The U.S. is the only meaningful counterweight to China's growing global influence, but given the "blunt reality" of America's challenging fiscal position other countries will have to "step up to the plate" and contribute, U.K. Secretary of Defense Philip Hammond said.
"Only the U.S. can respond to the challenge that is represented by China's growing power," Hammond said in an interview with CNBC at the Shangri-La Dialogue in Singapore at the weekend. "The U.S. can lead, and the U.S. must lead, but it can't do everything on its own."

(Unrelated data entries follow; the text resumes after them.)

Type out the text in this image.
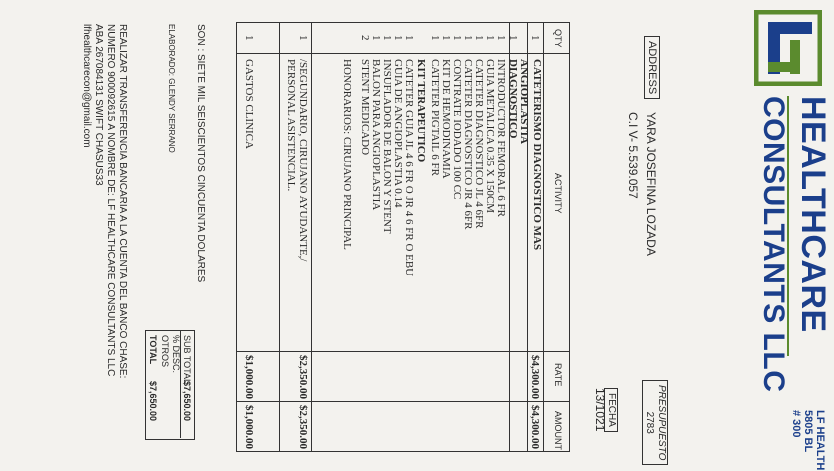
HEALTHCARE
CONSULTANTS LLC
ADDRESS
YARA JOSEFINA LOZADA
C.I V- 5.539.057
PRESUPUESTO
2783
FECHA
13/1021
QTY
ACTIVITY
RATE
AMOUNT
1
CATETERISMO DIAGNOSTICO MAS
ANGIOPLASTIA
$4,300.00
$4,300.00
1
DIAGNOSTICO
1
INTRODUCTOR FEMORAL 6 FR
1
GUIA METALICA 0.35 X 150CM
1
CATETER DIAGNOSTICO JL 4 6FR
1
CATETER DIAGNOSTICO JR 4 6FR
1
CONTRATE IODADO 100 CC
1
KIT DE HEMODINAMIA
1
CATETER PIGTAIL 6 FR
KIT TERAPEUTICO
1
CATETER GUIA JL 4 6 FR O JR 4 6 FR O EBU
1
GUIA DE ANGIOPLASTIA 0.14
1
INSUFLADOR DE BALON Y STENT
1
BALON PARA ANGIOPLASTIA
2
STENT MEDICADO
HONORARIOS: CIRUJANO PRINCIPAL
1
/SEGUNDARIO, CIRUJANO AYUDANTE,/
PERSONAL ASISTENCIAL.
$2,350.00
$2,350.00
1
GASTOS CLINICA
$1,000.00
$1,000.00
SUB TOTAL
$7,650.00
% DESC.
OTROS
TOTAL
$7,650.00
SON : SIETE MIL SEISCIENTOS CINCUENTA DOLARES
ELABORADO: GLENDY SERRANO
REALIZAR TRANSFERENCIA BANCARIA A LA CUENTA DEL BANCO CHASE:
NUMERO 900092615 A NOMBRE DE: LF HEALTHCARE CONSULTANTS LLC
ABA 267084131 SWIFT CHASUS33
lfhealthcarecon@gmail.com
LF HEALTH
5805 BL
# 300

His comments follow increased tensions in the South China Sea over the placement of a Chinese oil rig in contested waters, which reportedly led the Chinese coast guard to ram Vietnamese boats, while violent anti-China demonstrations in Vietnam have left six people dead.

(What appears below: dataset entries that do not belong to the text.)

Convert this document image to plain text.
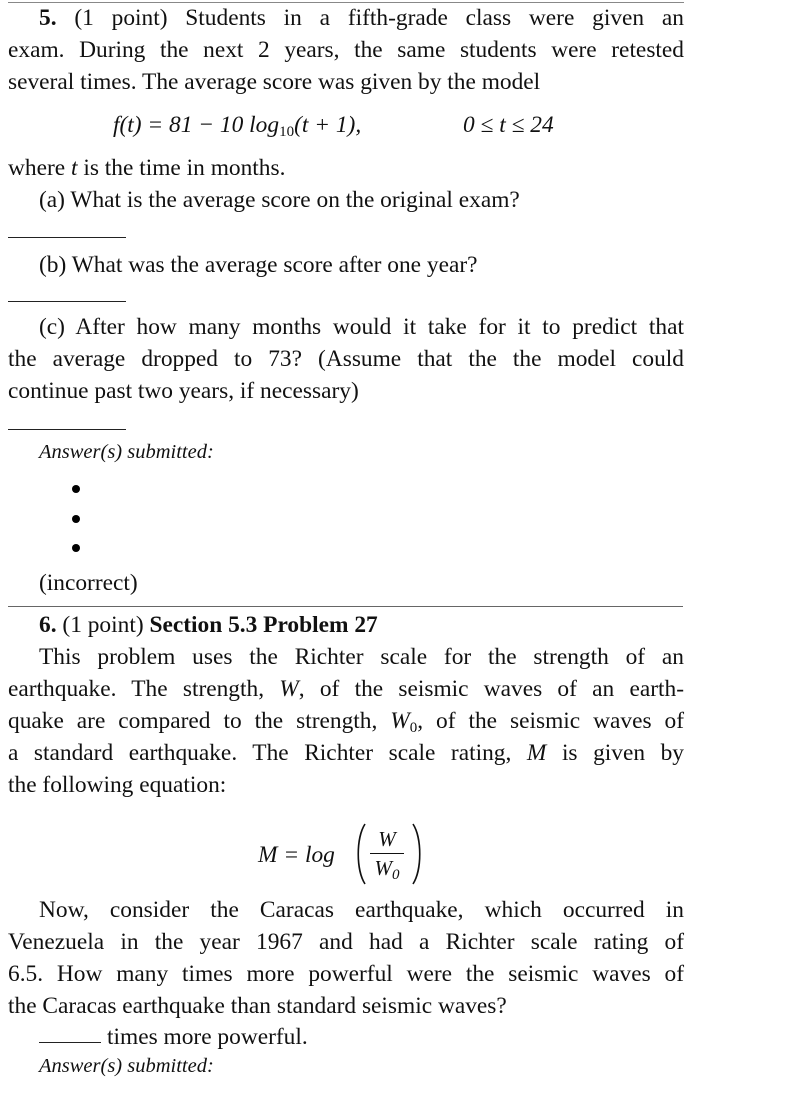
5. (1 point) Students in a fifth-grade class were given an
exam. During the next 2 years, the same students were retested
several times. The average score was given by the model
f(t) = 81 − 10 $\log_{10}(t + 1)$,	0 ≤ t ≤ 24
where t is the time in months.
(a) What is the average score on the original exam?
(b) What was the average score after one year?
(c) After how many months would it take for it to predict that
the average dropped to 73? (Assume that the the model could
continue past two years, if necessary)
Answer(s) submitted:
(incorrect)
6. (1 point) Section 5.3 Problem 27
This problem uses the Richter scale for the strength of an
earthquake. The strength, W, of the seismic waves of an earth-
quake are compared to the strength, $W_0$, of the seismic waves of
a standard earthquake. The Richter scale rating, M is given by
the following equation:
M = log
W
$W_0$
Now, consider the Caracas earthquake, which occurred in
Venezuela in the year 1967 and had a Richter scale rating of
6.5. How many times more powerful were the seismic waves of
the Caracas earthquake than standard seismic waves?
times more powerful.
Answer(s) submitted:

While the U.S. has no position on territorial claims in Asia, U.S. Secretary of State Chuck Hagel warned China in a fiery address to the Shangri-La Dialogue that the U.S. will not "look the other way" if the international order is challenged.

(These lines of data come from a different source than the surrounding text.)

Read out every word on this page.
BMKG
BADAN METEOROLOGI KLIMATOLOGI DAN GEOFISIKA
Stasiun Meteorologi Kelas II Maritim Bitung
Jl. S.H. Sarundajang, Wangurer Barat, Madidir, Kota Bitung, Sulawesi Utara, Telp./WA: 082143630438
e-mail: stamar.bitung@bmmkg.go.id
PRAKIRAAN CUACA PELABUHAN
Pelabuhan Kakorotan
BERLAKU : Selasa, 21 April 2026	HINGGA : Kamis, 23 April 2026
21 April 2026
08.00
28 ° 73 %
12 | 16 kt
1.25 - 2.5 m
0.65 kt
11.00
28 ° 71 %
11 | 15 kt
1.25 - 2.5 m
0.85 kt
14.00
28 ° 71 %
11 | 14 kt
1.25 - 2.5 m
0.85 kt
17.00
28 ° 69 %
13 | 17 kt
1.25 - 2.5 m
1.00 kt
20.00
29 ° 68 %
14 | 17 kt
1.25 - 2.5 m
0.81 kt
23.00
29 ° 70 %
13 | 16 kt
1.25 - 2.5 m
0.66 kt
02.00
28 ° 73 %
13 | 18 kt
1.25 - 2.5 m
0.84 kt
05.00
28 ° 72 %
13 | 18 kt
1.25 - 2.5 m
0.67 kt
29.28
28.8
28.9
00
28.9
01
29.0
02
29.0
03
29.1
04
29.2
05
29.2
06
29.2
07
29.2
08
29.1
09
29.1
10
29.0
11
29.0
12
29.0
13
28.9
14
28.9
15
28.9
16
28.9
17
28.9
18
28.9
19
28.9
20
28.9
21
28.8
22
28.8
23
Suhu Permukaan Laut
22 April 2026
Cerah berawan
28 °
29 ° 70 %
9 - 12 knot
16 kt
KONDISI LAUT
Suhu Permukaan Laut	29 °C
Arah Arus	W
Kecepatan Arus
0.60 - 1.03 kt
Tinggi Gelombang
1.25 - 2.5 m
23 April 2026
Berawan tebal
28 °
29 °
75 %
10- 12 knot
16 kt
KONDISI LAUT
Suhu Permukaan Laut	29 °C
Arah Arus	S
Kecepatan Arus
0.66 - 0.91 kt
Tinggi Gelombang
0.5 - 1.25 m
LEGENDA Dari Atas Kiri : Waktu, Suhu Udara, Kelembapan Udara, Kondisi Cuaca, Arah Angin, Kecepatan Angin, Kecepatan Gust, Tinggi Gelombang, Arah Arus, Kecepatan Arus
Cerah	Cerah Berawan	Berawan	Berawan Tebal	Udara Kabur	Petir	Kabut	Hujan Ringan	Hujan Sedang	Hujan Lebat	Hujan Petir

Hammond reiterated that geopolitical conflicts in Asia must be resolved in accordance with the rule of law and the norms of international behavior, and encouraged regional militaries to work together more closely.
"By building areas of military cooperation, areas where we can collaborate, where we do have alignment, we can defuse tensions, get a better understanding of each other's practices and doctrines, and make it less likely that there will be a miscalculation in a period of tension," he said.
Relations between Tokyo and Beijing have also soured in recent months following a dispute in the East China Sea over islands known as Senkaku in Japan and Diaoyu in China.
Hammond welcomed Japanese Prime Minister Shinzo Abe's recent offer to play a bigger part in Asian regional security. He voiced support for Abe's attempt to modernize Japan's constitution to allow for the expansion of Japanese self-defense forces.